Monday, October 31, 2005

Interiorview

Hey Gemma, I've noticed that you've been pretty quiet on your blog of late.

Yes, I haven't even looked at it for about a month. I've been very stressed writing the introductory chapter for my thesis, and so I cut out all potential distractions.

Surely a few minutes on a blog wouldn't make much difference?

You'd be surprised. I still like reading other people's blogs, and so when I've had a spare moment that's what I've done. But I'm a slow writer and I often like writing longer posts, so I just decided not to. I think I made the right decision - I have a lot more free time again now.

How do you feel about your chapter, now that you're working on the next one?

Well, Chapter One is finished for now, but I know that I'll probably need to rewrite it at the end of the PhD - after all, it is the introductory section. I might end up entirely removing the section on film-induced tourism as postmodern practice, but at the moment I just need to bury it for a few months. I'm so happy to be working on a new chapter now... yes, so happy!

Can you briefly tell me about this chapter?


Hmmm. Well I am historicising film-induced tourism in this chapter, focussing on the post World War Two era and the birth of the leisure industry. The Mike Todd film Around the World in Eighty Days (1956) is a useful text here for the chapter's organisation, mainly because it allows me to make productive connections between modernity (the birth of tourism and cinematic technologies) and postmodernity, through its dialogue with the Jules Verne novel that was serialised in the 1870s.

That sounds really interesting!

[She reddens]. Oh, thanks! Yes, the more that I research this topic the more interested I become. But I feel this intense need to just write the thing now. I feel so incredibly behind.

You know, everybody who is writing a PhD says that.


But in my case it is true!! Really, it is! I need to use this panic to force me into swift writing now.

Why have you had so much trouble during the initial writing of your PhD?


A number of reasons, but it comes down to the fact that your self is really your worst enemy.

Should I feel offended by this?

You know what I mean. I kept feeling like I wasn't quite good enough for the project, that I wouldn't be able to do the topic justice. Everything that I wrote looked like childish scratchings on sand at the beach, and just as easy to wipe out again. To continue the metaphor, time was the encroaching and inevitable water. So I started and restarted, and felt that I would never finish. It was an awful feeling.

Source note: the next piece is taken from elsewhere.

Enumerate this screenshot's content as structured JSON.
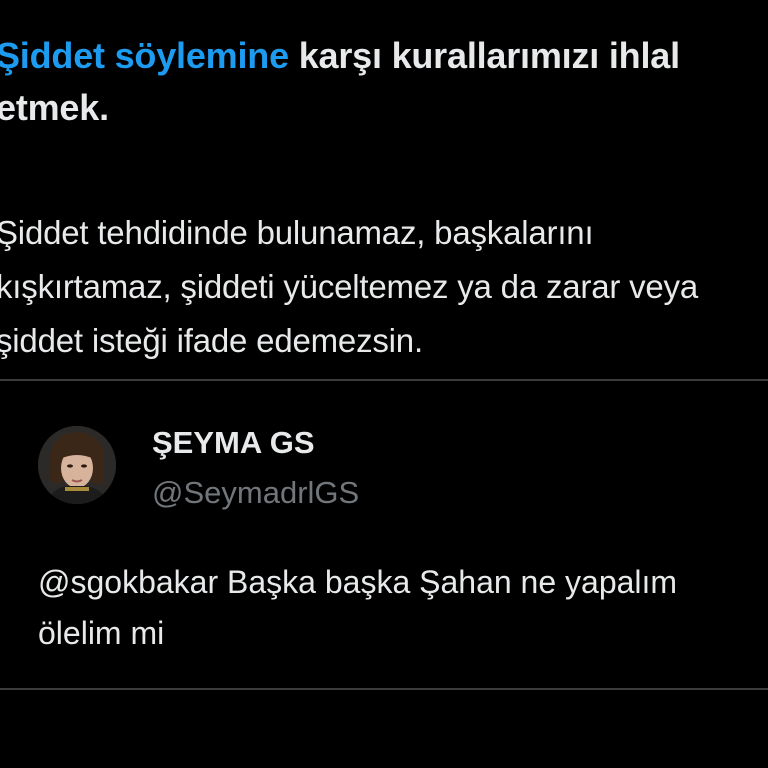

But a necessary feeling to experience, nonetheless?

Absolutely. A lot of people have tried to give me advice about how to handle my PhD - I've been to student-designed sessions and all - and so I've been aware of the rights and wrongs for a long while. And yet, and yet... I couldn't help but make the same mistakes I was told not to make. For me, I needed to learn by doing everything wrong first, a real trial by (mis)fire. Lacan was right when he wrote that experience is not didactic.

It all sounds very dramatic.

And yet the lack of action made it feel like the opposite of drama. But, perhaps I may have felt a need to narrativise the whole process, adding trials as a way of making the denouement all the more exciting. How very English department of me. Or perhaps I need to think this now - of cause and subsequent effect - because it becomes a way of justifying my period of relative inactivity. I need to function with the end in mind.

Speaking of endings...

Yes, I'll finish the sentence for you: speaking of endings, there must be an end.